Estrogen- but not androgen-dominant human ovarian follicular fluid contains an insulin-like growth factor binding protein-4 protease.

Abstract

Estrogen-dominant follicular fluid (FFe) and granulosa-luteal cell conditioned media, in contrast to androgen-dominant FF (FFa), contain barely detectable levels of insulin-like growth factor binding protein-4 (IGFBP-4) by ligand binding techniques. The current study was designed to evaluate the possibility of an IGFBP-4 protease in FFe, which may alter the affinity of IGFBP-4 for insulin-like growth factors (IGFs), rendering IGFBP-4 undetectable by ligand binding techniques. FFe and FFa were obtained from regularly menstruating women, and FFe was also obtained during in vitro fertilization procedures. Mixing experiments were performed by using human recombinant IGFBP-4 or IGFBP-4 in nonpregnancy serum (NPS) as substrate and FF as the source of the putative protease.
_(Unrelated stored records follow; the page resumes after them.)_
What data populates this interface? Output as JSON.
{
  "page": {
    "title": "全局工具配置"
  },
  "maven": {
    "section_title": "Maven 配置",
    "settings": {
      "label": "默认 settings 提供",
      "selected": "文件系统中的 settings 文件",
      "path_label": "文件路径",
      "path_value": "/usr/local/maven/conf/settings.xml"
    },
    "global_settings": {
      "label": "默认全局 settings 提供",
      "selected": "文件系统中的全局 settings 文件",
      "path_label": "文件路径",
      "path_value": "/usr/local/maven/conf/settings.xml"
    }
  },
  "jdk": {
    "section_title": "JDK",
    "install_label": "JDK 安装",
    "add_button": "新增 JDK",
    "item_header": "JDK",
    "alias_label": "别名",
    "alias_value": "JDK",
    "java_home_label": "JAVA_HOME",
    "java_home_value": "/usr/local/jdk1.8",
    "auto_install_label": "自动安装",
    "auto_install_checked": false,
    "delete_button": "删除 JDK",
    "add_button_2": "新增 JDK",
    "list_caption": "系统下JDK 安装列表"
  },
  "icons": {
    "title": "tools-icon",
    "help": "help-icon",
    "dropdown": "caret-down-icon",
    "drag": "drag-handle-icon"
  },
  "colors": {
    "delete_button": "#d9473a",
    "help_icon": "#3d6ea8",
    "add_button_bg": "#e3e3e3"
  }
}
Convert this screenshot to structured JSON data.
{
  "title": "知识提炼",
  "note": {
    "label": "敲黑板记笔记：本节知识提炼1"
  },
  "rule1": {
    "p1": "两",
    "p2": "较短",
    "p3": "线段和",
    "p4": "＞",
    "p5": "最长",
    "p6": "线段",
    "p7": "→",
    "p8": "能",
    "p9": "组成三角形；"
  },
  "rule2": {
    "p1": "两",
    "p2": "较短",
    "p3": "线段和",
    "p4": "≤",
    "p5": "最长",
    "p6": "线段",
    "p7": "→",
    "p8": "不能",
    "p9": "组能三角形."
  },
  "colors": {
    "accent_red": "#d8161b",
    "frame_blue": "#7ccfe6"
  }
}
Incubation of NPS at 37C for 5 h in the presence of FFe resulted in the reduction of IGFBP-4 to barely detectable levels when analyzed by Western ligand blotting, with no change occurring in the levels of the other binding proteins present in NPS. In contrast, incubation of FFa with NPS under similar conditions had no effect on the levels of IGFBP-4. The disappearance of IGFBP-4 when NPS was mixed with FFe exhibited optimal pH-dependence at pH 7-9. Inhibition of the putative protease by aprotinin, ethylenediaminetetraacetic acid, and 1,10-phenanthroline supports its identification as a metalloserine protease. Western immunoblot analysis detected the presence of a proteolytic fragment of approximately 17-18 kDa after incubation of recombinant IGFBP-4 in the presence of FFe but not in the presence of FFa. Similar incubation of other recombinant human IGFBPs did not reveal their degradation, further suggesting that the protease in FFe is specific for IGFBP-4. These data demonstrate the presence of an IGFBP-4-specific metalloserine protease in FFe but not in FFa, and they suggest that proteolytic cleavage may be responsible for effectively decreasing levels of inhibitory IGFBP-4 and thus increasing bioavailability of IGF peptides within estrogen-dominant follicles. The importance of this mechanism may lie in providing the dominant follicle with more available IGFs to synergize with gonadotropins in stimulating estradiol production and in inhibiting this synergy in androgen-dominant and atretic follicles.